The U.S. government is seeking to recover at least USD 2 million it says a founder of the bankrupt consumer credit counseling company AmeriDebt Inc. transferred to his father’s account in Latvia.
The money is part of the approximately USD 70 million the Federal Trade Commission says Andris Pukke and his wife earned from the company he co-founded in 1996.
AmeriDebt has agreed to shut down its debt management operation as part of a settlement with the FTC announced March 21. The government sued the company in November 2003, charging the company with deceiving consumers into paying at least USD 170 million in hidden fees. AmeriDebt asked for bankruptcy protection in July 2004.
The government says Pukke moved some of the money to accounts in foreign countries, including Latvia. It has asked the Federal District Court in Maryland to freeze Pukke’s assets and force him to return the money.
Pukke, his wife and others founded AmeriDebt Inc. in 1996 in Maryland. The company advertised that it helped consumers burdened with debt problems, arranging repayment plans with their creditors. AmeriDebt said it was a non-profit company, but it asked customers to make voluntary contributions to help its efforts. Pukke also set up DebtWorks, a for-profit company that processed payments for AmeriDebt.

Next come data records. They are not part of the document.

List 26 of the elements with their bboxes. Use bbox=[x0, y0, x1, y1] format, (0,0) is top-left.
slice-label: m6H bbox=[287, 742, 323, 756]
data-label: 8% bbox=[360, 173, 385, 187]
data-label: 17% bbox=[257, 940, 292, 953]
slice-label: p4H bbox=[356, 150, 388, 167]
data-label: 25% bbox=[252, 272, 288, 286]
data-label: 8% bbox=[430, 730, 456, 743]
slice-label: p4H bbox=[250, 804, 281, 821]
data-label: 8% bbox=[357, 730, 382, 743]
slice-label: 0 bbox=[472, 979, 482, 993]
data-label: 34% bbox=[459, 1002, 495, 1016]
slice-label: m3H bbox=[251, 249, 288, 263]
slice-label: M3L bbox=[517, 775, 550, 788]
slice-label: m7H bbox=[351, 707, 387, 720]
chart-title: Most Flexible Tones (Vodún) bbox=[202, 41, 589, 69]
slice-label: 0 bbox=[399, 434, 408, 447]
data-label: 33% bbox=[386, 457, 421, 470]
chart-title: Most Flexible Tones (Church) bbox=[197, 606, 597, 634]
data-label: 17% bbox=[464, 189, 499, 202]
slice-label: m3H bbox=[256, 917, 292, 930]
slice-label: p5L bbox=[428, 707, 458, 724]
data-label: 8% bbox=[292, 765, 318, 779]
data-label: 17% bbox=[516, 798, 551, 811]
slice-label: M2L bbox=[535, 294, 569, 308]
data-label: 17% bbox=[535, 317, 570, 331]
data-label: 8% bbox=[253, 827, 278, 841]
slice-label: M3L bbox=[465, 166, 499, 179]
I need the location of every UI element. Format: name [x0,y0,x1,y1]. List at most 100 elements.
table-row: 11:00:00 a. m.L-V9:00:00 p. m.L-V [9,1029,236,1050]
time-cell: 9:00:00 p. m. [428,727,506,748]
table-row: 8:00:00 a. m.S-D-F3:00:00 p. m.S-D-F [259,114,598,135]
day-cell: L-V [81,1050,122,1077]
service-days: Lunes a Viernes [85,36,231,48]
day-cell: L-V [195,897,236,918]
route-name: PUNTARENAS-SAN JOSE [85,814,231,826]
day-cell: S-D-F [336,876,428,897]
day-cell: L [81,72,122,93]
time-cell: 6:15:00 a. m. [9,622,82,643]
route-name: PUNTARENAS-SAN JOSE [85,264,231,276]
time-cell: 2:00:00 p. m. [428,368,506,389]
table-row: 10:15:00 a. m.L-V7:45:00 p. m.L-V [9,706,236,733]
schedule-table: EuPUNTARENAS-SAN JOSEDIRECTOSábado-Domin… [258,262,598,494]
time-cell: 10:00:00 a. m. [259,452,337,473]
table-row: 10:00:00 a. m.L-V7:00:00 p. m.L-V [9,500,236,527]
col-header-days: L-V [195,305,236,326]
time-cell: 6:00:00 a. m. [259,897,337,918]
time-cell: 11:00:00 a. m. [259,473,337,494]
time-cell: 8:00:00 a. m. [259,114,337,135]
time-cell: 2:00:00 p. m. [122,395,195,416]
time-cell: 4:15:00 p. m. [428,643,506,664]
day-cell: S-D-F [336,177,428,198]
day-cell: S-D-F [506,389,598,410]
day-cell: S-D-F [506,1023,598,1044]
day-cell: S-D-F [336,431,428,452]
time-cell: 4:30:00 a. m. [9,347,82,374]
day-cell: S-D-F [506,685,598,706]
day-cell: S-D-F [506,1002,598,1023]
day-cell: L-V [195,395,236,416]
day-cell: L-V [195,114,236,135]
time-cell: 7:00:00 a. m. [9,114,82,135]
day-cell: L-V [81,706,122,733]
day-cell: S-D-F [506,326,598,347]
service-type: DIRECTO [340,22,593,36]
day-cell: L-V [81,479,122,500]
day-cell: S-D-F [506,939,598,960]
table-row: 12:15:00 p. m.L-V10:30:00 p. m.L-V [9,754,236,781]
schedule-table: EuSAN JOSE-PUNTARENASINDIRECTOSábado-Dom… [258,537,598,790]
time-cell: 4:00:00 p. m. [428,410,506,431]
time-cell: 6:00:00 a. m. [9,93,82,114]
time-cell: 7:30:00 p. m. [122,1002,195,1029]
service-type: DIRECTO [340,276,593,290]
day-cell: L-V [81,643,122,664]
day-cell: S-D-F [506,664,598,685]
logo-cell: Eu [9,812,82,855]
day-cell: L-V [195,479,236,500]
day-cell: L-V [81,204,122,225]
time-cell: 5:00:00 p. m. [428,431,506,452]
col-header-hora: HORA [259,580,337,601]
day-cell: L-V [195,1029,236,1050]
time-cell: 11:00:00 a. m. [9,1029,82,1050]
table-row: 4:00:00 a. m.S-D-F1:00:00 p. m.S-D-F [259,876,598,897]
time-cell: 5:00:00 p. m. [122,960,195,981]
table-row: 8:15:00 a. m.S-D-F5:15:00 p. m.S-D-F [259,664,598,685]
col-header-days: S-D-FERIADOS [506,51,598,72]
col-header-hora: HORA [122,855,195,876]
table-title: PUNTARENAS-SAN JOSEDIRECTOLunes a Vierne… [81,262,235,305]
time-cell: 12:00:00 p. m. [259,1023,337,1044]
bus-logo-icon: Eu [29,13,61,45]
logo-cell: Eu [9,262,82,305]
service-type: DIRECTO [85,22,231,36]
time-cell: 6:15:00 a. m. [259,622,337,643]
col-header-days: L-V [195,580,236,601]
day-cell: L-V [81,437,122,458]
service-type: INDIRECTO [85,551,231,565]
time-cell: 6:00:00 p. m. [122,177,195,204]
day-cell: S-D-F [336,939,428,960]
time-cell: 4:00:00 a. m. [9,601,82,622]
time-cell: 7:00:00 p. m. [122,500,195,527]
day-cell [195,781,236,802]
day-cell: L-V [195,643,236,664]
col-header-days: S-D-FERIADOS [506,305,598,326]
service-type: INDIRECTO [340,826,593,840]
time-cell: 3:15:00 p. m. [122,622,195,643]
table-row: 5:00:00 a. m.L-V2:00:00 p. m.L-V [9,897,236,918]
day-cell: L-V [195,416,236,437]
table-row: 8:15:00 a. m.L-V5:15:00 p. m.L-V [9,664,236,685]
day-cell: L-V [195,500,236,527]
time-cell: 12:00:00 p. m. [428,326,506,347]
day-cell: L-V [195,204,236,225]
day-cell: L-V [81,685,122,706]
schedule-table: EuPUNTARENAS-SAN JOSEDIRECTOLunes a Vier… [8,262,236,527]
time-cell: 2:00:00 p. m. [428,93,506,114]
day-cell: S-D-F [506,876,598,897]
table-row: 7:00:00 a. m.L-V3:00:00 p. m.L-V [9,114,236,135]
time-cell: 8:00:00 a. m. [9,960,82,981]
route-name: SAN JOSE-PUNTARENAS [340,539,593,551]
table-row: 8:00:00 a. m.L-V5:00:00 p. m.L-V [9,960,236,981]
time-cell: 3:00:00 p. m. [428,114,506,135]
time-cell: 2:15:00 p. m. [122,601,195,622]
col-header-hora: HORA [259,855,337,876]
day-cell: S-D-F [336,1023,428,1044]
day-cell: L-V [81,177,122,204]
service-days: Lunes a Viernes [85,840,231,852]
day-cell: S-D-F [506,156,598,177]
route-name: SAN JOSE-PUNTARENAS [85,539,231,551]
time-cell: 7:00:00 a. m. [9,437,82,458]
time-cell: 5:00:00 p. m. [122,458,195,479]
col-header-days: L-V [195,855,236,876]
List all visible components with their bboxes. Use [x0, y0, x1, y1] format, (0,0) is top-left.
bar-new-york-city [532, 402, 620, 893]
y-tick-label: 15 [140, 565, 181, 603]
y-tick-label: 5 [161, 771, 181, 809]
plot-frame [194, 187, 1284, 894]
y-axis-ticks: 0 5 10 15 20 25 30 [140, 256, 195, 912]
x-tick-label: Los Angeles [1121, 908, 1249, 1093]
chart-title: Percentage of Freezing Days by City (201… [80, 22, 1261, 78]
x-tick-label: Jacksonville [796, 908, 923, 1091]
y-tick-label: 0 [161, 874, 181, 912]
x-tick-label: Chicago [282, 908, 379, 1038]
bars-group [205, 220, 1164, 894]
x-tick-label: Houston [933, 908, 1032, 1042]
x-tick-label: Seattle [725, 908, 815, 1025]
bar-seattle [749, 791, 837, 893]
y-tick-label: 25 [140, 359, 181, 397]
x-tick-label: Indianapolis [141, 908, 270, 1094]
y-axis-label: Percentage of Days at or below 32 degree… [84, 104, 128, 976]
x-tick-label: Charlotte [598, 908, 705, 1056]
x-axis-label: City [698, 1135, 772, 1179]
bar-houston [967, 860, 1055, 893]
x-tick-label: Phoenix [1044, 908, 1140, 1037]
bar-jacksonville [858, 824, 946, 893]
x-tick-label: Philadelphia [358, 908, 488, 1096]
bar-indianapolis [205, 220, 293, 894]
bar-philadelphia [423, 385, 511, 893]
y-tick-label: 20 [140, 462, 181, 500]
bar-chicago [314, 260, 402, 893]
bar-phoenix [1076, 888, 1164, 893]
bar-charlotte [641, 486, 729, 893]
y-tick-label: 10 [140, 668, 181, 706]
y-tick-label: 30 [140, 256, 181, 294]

Although it has settled with AmeriDebt, the FTC’s case against Pukke, his estranged wife and DebtWorks continues. In recent weeks, the government and Pukke’s attorneys have been arguing about whether his assets should be frozen.
Pukke’s attorneys maintain that Pukke and his companies did not deceive consumers. They filed court documents April 11 in which they also say their client’s current income goes to living expenses, tax payments and to his wife. “The transfers about which the FTC complains are past transfers, at a time when Mr. Pukke was in much better financial condition,” the attorneys wrote.
The FTC says Pukke directed the USD 2 million to be transferred from DebtWorks to his father sometime during 2003 or 2004.
Pukke’s troubles with authorities do not end with the federal government. He, his brother Eriks and the companies they control have also been sued in state courts in California, Illinois, Minnesota, Missouri and Texas.